International Internet Magazine. Baltic States news & analytics Tuesday, 09.06.2026, 06:38

Snoras to boost loans in Lithuania as Scandinavian banks tighten credit

Danuta Pavilenene, BC, Vilnius, 11.03.2010.Print version
Lithuania's fifth biggest bank by assets Snoras Bankas wants to increase its loan portfolio in 2010 as rival Scandinavian subsidiaries tighten credit. "We are trying to benefit from the situation when the Scandinavian banks are not as active," Snoras Deputy Chairman Naglis Stancikas said in an interview today in Vilnius.

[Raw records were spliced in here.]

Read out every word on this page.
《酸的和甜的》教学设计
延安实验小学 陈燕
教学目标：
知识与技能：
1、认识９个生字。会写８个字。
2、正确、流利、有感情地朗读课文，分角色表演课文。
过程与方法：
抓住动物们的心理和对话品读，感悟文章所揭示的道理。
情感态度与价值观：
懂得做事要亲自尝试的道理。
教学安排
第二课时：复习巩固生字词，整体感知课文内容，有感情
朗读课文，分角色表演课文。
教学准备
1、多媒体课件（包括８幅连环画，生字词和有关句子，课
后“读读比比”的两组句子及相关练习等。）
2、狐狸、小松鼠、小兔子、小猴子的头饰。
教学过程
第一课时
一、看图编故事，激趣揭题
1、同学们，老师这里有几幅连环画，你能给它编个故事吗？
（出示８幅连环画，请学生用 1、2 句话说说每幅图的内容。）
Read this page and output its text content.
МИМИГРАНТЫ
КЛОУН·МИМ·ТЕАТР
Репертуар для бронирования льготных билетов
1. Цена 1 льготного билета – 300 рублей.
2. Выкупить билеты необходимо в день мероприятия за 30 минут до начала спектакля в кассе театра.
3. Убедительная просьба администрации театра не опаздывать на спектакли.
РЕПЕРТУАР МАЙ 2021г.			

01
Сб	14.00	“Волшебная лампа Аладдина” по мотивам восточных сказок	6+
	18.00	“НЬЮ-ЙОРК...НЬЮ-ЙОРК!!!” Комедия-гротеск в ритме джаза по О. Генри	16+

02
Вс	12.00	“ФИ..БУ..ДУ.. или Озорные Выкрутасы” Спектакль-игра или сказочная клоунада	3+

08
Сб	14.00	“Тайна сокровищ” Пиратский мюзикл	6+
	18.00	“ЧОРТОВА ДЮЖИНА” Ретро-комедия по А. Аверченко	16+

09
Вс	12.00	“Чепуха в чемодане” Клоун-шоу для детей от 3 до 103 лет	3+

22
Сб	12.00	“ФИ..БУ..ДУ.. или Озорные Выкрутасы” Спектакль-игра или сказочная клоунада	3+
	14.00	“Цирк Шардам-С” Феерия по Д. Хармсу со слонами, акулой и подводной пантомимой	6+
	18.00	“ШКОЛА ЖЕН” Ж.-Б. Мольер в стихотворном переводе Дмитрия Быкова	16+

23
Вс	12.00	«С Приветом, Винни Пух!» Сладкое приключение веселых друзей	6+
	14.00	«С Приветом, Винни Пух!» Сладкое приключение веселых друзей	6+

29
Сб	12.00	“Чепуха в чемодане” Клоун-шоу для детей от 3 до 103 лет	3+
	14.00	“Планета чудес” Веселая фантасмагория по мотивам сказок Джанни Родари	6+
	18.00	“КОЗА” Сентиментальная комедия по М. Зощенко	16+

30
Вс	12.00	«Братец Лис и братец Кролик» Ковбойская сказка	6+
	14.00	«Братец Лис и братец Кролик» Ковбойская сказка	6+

"We see this year as a year of opportunities and we want to increase our loan portfolios."

 

The Lithuanian banking industry, led by the Scandinavian subsidiaries of SEB and Swedbank, suffered losses last year as the second-deepest economic recession in the Baltic region undermined loan quality. Bankruptcies, falling real estate prices, rising unemployment and wage cuts are increasing overdue loans and provisions, reports LETA/ELTA citing Bloomberg.

 

Snoras's loan portfolio grew in the first two months, said Stancikas.

 

Real-estate borrowing accounts for 30% of total corporate loans, the biggest share in the portfolio.

 

"The economic situation is no longer worsening," he said. "We are feeling the first positive signs such as an improvement in real estate."

 

The yield on the Snoras three-year Eurobond maturing on May 21 rose 0.31%age points today to 15.53%. The yield has fallen from 120.97% in April, 2009.

 

Snoras plans to sell additional shares to the public to raise about 23 million euros (31.3 million dollars) in the first half of the year to help boost capital. The shares rose 2.7% to 1.14 litas in Vilnius trading on March 10, marking the biggest one-day gain since February 10.

 

"The price of our bonds fell significantly when the market turmoil began," Stancikas said. "We bought our bonds at a cheaper price than the nominal on the secondary market and made a profit. This helped us absorb some of the losses during the crisis."

 

Stancikas said the bank still needs to buy back a portion of the bond that's "significantly" smaller than the full size of the 175 million euros in debt. The bank has enough funds to buy back remaining debt, he said.

 

Snoras is also considering a new bond sale this year, a decision on which will depend on the market, Stancikas said.

 

The bank is 67% owned by Vladimir Antonov, a 34- year-old Russian nationality person, who resides primarily in London. Chairman of the bank Raimondas Baranauskas holds 25%.